ACCOGLIERE 

L’accoglienza è un sorriso, il modo di servire.

_Arrigo Cipriani (Harry’ s Bar Venezia) 

 

ospitalità s. f. [dal lat. hospitalĭtas –atis]. – 1. Qualità di chi è ospitale; cordiale generosità nell’accogliere e trattare gli ospiti: è noto per la sua o.; la tradizionale odi quelle popolazioni2. Il fatto stesso di accogliere, di dare alloggio nella propria casa, o anche di trattenervi temporaneamente un ospite: dare oa un pellegrinooffrire o.; accettarerifiutare l’o.; chiedere oa qualcunoringraziare per l’oricevutatroverete sempre oin casa miai doveri dell’o., con riferimento sia a chi ospita sia a chi è ospitato; quindi, tradire l’o., venir meno a tali doveri. Per estens., con riferimento a esuli, fuoriusciti e sim., trovare oin un paese, esservi accolti. In senso fig., dare oin un giornale a un articoloa uno scritto e sim., accoglierli e pubblicarli. (tratta dal sito treccani.it)

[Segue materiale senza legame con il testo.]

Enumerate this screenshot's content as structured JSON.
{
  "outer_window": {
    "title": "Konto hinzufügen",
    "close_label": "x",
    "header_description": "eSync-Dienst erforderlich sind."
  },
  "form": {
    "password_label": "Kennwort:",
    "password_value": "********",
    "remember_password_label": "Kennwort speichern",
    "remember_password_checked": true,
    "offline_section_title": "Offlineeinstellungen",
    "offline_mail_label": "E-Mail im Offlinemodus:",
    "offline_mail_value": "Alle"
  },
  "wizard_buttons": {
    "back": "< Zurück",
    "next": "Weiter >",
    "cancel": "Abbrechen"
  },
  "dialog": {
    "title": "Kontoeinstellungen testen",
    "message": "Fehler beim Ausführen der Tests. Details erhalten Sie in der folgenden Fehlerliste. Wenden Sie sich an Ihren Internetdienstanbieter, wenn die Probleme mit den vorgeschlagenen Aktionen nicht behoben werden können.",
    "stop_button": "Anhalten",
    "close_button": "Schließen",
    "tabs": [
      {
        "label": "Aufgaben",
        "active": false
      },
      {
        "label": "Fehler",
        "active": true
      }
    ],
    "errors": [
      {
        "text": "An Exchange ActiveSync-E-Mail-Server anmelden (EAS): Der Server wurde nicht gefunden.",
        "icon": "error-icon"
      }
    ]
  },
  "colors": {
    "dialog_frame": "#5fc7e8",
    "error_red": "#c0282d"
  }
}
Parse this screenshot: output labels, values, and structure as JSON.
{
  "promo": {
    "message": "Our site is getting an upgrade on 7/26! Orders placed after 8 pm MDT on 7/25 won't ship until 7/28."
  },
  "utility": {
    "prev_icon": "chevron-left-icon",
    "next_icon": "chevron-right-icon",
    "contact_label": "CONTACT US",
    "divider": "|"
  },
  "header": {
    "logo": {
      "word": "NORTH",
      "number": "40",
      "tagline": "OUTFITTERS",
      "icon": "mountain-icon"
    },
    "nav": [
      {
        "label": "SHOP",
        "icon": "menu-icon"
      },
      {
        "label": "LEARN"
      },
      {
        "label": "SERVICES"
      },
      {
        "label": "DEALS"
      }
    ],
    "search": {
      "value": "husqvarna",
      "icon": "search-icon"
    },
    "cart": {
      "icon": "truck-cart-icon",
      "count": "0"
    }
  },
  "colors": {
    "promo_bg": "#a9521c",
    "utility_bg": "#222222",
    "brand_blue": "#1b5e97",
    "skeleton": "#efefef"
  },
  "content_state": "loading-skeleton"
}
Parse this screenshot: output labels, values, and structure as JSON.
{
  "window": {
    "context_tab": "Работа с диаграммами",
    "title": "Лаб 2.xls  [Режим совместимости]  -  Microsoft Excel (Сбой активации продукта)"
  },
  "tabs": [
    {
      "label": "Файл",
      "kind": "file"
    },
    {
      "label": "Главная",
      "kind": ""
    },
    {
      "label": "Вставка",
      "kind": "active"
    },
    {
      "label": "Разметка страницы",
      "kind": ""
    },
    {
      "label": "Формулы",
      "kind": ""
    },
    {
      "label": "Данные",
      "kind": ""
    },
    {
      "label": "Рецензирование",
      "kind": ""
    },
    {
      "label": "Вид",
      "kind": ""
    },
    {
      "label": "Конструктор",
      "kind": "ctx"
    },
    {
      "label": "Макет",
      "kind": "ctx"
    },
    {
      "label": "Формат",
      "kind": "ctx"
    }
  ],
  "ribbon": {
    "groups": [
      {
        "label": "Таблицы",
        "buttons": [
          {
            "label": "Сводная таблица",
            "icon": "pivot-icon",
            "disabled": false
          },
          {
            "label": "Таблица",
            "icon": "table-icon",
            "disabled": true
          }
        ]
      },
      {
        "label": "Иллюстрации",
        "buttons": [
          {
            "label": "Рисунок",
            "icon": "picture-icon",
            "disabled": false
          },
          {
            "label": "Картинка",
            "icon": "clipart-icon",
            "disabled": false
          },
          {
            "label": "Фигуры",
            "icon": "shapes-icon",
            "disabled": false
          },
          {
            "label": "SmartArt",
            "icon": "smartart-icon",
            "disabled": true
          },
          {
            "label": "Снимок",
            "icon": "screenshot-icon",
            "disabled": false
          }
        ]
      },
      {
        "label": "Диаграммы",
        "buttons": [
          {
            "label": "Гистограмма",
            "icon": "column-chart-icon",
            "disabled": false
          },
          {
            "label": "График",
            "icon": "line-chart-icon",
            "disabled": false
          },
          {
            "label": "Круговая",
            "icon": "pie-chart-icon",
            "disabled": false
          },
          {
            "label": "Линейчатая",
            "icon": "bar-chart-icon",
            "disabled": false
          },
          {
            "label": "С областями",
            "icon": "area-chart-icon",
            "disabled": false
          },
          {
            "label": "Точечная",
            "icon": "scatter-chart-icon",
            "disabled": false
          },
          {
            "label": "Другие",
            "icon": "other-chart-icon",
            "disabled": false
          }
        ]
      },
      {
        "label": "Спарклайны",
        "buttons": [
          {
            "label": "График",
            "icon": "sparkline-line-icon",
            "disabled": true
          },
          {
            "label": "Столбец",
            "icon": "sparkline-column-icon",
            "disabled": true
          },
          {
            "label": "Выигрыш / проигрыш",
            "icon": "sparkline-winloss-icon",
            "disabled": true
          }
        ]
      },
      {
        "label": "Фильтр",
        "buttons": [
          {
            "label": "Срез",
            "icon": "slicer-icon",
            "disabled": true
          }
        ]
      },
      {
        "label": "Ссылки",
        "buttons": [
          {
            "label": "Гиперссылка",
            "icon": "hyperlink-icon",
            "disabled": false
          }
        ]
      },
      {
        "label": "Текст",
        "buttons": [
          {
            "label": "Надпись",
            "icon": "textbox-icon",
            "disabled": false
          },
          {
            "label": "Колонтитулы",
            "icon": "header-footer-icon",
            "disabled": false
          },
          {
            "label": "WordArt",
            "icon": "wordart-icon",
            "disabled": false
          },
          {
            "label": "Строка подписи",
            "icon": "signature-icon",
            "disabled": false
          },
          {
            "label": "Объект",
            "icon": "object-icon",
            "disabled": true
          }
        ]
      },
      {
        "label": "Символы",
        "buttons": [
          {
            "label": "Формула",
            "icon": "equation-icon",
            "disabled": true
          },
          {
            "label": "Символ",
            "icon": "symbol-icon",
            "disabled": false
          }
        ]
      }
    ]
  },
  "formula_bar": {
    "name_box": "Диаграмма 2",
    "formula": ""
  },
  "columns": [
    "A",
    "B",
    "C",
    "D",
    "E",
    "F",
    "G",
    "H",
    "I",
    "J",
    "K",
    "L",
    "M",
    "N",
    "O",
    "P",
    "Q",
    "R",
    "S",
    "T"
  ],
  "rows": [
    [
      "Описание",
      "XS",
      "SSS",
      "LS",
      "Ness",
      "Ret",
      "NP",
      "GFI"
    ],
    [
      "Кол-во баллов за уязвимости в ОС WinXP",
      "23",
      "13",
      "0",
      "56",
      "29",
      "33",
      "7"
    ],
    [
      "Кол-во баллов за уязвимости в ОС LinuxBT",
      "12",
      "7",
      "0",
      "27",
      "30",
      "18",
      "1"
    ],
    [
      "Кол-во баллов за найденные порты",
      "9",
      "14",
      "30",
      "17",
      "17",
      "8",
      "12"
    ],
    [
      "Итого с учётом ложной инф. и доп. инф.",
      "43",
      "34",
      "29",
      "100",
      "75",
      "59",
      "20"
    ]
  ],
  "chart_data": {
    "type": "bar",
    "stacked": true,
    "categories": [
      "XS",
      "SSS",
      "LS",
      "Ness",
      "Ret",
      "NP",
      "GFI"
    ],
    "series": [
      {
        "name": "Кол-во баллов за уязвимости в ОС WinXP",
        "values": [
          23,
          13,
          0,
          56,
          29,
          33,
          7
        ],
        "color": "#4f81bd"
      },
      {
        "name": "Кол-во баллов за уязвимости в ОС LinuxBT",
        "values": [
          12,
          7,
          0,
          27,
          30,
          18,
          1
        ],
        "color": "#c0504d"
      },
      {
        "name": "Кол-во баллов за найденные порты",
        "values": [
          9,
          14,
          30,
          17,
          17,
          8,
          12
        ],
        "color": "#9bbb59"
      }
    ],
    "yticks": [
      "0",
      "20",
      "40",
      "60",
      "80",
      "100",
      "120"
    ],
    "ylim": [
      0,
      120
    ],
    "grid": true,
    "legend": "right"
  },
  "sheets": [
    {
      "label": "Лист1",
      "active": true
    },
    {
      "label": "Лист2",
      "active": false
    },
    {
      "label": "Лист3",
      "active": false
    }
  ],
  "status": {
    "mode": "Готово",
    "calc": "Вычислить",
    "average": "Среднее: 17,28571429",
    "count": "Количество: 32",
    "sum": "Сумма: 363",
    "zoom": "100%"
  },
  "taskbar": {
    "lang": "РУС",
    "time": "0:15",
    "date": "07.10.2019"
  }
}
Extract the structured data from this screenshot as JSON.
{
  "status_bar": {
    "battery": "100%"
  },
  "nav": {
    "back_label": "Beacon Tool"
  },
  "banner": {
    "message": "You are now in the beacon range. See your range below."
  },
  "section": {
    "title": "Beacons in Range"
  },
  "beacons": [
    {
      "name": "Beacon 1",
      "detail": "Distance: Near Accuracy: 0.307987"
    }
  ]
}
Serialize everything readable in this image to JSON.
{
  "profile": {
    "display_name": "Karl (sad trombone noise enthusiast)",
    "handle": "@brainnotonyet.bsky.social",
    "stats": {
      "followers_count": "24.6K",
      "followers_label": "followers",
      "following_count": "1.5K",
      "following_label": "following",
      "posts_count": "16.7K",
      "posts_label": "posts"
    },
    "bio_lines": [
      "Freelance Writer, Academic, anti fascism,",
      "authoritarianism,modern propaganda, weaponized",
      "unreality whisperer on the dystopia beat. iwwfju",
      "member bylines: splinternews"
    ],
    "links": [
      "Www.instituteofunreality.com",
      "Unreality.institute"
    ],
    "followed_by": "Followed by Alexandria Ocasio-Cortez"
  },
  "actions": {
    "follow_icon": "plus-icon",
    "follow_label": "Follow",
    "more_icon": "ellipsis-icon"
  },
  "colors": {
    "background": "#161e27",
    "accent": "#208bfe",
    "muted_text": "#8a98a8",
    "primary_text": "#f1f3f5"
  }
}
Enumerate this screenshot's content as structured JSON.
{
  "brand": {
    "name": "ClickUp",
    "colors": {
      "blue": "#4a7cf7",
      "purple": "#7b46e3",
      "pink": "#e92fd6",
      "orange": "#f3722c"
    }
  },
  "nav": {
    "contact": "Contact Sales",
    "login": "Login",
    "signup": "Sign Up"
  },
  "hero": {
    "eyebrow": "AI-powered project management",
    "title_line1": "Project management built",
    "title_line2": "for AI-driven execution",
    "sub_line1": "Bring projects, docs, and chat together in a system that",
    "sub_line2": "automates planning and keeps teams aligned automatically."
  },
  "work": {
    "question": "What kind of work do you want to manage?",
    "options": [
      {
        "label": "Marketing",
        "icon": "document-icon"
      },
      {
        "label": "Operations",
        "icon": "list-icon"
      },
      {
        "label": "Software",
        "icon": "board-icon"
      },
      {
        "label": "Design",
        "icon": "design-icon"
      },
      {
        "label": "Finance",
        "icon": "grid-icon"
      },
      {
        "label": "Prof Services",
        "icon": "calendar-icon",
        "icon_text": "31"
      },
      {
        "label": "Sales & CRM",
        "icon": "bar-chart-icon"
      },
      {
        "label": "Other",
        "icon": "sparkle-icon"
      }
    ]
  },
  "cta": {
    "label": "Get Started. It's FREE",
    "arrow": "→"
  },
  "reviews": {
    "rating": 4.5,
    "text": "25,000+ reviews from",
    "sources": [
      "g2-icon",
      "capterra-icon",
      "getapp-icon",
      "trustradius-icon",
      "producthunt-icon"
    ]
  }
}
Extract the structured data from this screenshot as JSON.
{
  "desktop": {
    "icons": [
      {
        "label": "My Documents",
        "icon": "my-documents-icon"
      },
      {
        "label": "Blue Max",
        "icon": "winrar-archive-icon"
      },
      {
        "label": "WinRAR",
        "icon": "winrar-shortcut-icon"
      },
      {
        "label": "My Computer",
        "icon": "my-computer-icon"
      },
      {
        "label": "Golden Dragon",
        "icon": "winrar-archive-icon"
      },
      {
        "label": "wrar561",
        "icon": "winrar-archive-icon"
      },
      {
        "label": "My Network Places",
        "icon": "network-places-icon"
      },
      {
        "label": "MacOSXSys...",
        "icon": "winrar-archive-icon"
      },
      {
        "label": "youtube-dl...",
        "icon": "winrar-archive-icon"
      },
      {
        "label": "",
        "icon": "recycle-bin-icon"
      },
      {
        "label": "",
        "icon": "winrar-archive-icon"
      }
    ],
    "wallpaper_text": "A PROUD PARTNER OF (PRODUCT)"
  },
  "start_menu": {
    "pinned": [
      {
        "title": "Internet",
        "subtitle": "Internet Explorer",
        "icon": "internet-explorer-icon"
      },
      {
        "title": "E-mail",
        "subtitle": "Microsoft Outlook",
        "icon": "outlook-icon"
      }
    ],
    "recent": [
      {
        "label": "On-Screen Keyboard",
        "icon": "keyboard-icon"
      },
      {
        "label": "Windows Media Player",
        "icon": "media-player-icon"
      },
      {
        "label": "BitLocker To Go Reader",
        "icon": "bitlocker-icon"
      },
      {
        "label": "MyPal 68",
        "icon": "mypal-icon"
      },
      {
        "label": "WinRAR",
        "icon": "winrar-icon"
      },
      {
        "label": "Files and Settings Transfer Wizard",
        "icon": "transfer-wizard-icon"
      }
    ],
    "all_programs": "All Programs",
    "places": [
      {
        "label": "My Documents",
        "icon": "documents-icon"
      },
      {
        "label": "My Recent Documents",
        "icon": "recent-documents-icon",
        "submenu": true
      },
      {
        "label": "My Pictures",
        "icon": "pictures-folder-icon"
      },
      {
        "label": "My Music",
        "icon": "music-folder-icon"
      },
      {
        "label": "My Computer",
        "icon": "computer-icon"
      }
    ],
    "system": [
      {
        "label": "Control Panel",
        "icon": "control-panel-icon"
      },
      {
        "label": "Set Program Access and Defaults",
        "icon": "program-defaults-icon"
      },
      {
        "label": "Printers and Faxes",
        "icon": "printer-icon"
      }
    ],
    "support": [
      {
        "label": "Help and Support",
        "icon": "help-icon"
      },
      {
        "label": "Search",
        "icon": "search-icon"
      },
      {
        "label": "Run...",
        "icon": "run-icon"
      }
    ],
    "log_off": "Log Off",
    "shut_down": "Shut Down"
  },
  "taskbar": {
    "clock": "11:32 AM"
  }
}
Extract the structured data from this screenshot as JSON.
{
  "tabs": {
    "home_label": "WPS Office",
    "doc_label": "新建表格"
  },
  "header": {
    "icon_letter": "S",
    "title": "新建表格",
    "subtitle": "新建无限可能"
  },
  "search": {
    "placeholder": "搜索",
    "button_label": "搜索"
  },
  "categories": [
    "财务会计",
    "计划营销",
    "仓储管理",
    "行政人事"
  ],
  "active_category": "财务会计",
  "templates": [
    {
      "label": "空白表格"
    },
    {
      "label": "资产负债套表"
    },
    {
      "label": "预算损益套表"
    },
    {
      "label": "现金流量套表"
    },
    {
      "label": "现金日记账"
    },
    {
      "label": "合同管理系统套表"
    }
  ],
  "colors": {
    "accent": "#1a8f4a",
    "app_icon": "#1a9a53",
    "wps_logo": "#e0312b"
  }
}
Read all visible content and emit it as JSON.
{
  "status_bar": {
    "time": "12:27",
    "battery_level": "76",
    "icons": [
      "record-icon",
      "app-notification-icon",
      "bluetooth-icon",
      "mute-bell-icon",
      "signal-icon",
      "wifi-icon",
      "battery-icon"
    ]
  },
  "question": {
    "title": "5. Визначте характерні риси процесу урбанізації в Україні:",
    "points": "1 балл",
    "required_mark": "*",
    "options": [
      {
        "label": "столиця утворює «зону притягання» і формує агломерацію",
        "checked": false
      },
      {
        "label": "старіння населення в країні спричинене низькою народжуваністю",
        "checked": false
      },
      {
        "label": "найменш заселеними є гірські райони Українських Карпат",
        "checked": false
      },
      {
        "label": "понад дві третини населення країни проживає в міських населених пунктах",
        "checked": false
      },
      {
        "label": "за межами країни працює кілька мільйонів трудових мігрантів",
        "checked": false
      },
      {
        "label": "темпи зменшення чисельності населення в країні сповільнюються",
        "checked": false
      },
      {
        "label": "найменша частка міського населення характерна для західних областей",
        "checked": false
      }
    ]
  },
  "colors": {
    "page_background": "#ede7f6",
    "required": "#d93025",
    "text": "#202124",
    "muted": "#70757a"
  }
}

Il mondo della produzione agroalimentare e poi quello della trasformazione e somministrazione sono aspetti affascinanti e complessi di un sistema, quello dell’accoglienza e dell’ospitalità, che rappresenta un modello forte e determinante per raccontare un territorio.

Alla fine di un viaggio o di un evento o solo della nostra quotidianità non a caso tra i racconti che riportiamo più spesso e con maggiore interesse c’è quello dell’accoglienza e del come ci si sente quando si riceve una buona ospitalità.  

Il nostro paese e il nostro mediterraneo in generale, godono di lunghissima tradizione di ospitalità, la convivenza con il mare sicuramente ha aiutato uno spirito da naviganti e persone che erano sempre a contatto con culture e contesti sociali differenti, questo ha contribuito a conoscere le diversità e di avvicinarsi a stili di vita a volte incomprensibili tra di loro ma che avevano solo bisogno di essere osservati e ricollocati nel contesto specifico e nuovo.

Negli anni si sono sviluppati molti modelli sulle diverse tecniche di ospitalità e l’omologazione del mercato degli ultimi decenni, ha teso ad un generale e infelice livellamento di proposte basate ancora troppo spesso sull’apparire piuttosto che sull’essere.

Qui il punto focale per iniziare a costruire un proprio modello, efficace e riconosciuto di ospitalità: la coerenza. 

La coerenza parte e si sviluppa dal brand del luogo che ospita, dalla sua necessaria declinazione nei diversi ambiti dalla produzione alla consumazione, si rivede poi non nel quanto viene dato ma nel modo in cui si socializza e si accoglie chi entra in contatto con un’attività di ricezione.

La coerenza è non avere timore di raccontare la propria storia e le sue evoluzioni. 

Quello che spesso si dimentica è che già il fatto che un utente si avvicini e voglia usufruire di un certo luogo è atto di grande fiducia e come tale deve essere tenuto presente mentre si costruisce il proprio modello di ospitalità e a priori la selezione dei prodotti proposti. 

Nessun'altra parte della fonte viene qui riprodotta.